Keep an eye on the economy
Retail Sales: With the holiday season approaching, retail sales are a decent gauge for economic performance across cyclical and hospitality sectors; key drivers of the US economy. Estimates suggest an acceleration in sales (1.1% vs 0.7% in September), and third consecutive month of growth, driven by the stronger economic outlook, and despite the low economic sentiment
Monday: Chinese retail sales, industrial production, Bank of England speech
Tuesday: US retail sales, Fed speech, UK unemployment rate, Eurozone GDP data
Wednesday: UK CPI, PPI, Eurozone financial stability report, US housing data, Fed speeches
Thursday: Eurozone CPI, US jobless claims
Friday: UK consumer confidence, retail sales, ECB speech and Fed speeches
A question from our readers:
What we’re vibing:
Hot Ones by First We Feast. Albeit not the deepest or funniest show on earth, Hot Ones is in its 16th season combining two of the 21st century’s hottest commodities: spicy food and celebrity interviews. The questions are actually insightful, and watching famous people struggle with spice is quite humanizing (and hilarious). A guilty pleasure of ours we wanted to share with y’all.
The Predators’ Ball by Connie Bruck. An insightful financial literature/history book named after the infamous Drexel Burnham Lambert annual conventions in the late 70s. This book covers the emergence of junk bonds, raiders and the story behind some of the most savage hostile takeovers through the use of junk bonds and the private setup of leveraged buyouts. Quite telling of the time, and an incredible read for those into geeking out on finlit.

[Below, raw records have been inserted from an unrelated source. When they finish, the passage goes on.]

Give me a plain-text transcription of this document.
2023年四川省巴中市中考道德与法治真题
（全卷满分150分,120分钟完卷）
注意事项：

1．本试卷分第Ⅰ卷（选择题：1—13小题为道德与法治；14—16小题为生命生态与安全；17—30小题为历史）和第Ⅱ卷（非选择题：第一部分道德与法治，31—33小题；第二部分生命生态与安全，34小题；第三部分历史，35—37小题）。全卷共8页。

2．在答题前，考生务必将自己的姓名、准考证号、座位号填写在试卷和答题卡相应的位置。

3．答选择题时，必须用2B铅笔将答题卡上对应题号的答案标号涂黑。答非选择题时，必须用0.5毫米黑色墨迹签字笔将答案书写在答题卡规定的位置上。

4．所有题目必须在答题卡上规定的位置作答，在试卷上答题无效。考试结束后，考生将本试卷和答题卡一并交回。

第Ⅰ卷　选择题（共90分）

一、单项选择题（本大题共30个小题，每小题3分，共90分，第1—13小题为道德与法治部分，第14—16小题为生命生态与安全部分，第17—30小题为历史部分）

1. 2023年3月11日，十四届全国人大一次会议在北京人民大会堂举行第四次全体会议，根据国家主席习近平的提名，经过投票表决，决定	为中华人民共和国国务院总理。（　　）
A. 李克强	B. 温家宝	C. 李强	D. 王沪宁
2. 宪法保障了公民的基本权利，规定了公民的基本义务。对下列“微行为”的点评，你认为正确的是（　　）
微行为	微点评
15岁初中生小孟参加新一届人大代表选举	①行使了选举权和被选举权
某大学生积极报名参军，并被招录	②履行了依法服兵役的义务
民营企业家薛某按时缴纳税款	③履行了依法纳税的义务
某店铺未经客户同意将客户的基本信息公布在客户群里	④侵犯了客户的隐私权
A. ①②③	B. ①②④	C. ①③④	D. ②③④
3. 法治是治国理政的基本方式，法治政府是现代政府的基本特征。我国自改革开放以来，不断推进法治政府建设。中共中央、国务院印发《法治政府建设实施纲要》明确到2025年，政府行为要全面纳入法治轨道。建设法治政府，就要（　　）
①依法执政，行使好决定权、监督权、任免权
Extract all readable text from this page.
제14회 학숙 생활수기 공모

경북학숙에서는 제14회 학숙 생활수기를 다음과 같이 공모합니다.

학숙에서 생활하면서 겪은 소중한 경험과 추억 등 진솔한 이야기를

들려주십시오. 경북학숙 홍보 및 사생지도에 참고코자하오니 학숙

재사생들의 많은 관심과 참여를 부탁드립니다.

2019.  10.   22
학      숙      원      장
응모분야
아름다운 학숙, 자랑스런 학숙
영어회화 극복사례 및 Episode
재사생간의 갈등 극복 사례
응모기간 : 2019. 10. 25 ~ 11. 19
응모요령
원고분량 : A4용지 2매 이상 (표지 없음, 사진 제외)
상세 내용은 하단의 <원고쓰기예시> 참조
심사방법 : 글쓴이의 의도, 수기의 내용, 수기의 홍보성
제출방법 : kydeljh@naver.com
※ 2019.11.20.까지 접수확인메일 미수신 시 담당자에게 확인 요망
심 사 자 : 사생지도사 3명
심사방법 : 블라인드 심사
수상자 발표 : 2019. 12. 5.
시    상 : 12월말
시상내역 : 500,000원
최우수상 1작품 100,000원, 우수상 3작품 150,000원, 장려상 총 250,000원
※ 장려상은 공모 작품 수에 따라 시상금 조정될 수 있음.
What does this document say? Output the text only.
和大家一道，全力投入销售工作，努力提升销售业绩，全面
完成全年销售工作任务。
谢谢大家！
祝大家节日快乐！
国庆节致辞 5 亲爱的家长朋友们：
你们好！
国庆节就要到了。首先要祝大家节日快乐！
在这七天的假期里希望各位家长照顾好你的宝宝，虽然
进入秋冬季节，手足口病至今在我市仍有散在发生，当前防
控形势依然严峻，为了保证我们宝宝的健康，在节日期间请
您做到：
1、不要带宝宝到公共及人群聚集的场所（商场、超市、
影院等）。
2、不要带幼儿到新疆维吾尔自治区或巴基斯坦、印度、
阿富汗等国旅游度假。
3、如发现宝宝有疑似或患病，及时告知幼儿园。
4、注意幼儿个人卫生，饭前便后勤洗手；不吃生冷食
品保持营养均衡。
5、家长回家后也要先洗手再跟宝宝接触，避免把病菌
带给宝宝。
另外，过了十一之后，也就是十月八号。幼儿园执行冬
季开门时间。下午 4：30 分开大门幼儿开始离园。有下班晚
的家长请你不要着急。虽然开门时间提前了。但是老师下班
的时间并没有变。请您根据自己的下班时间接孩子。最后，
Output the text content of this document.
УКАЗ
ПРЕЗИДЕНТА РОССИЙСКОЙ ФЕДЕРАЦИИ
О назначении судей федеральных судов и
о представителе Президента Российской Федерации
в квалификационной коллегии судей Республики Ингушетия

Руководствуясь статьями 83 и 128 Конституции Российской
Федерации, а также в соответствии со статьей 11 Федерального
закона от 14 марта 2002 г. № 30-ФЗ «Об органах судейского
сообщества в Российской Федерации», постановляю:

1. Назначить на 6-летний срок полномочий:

This writing is for informational purposes only and the author/s undertake/s no obligation to update this article even if the opinions expressed change. It does not constitute an offer to sell, a solicitation to buy, or a recommendation regarding any securities transaction. It also does not offer to provide advisory or other services in any jurisdiction. The information contained in this writing should not be construed as financial or investment advice on any subject matter. The author/s expressly disclaims all liability in respect to actions taken based on any or all of the information on this writing.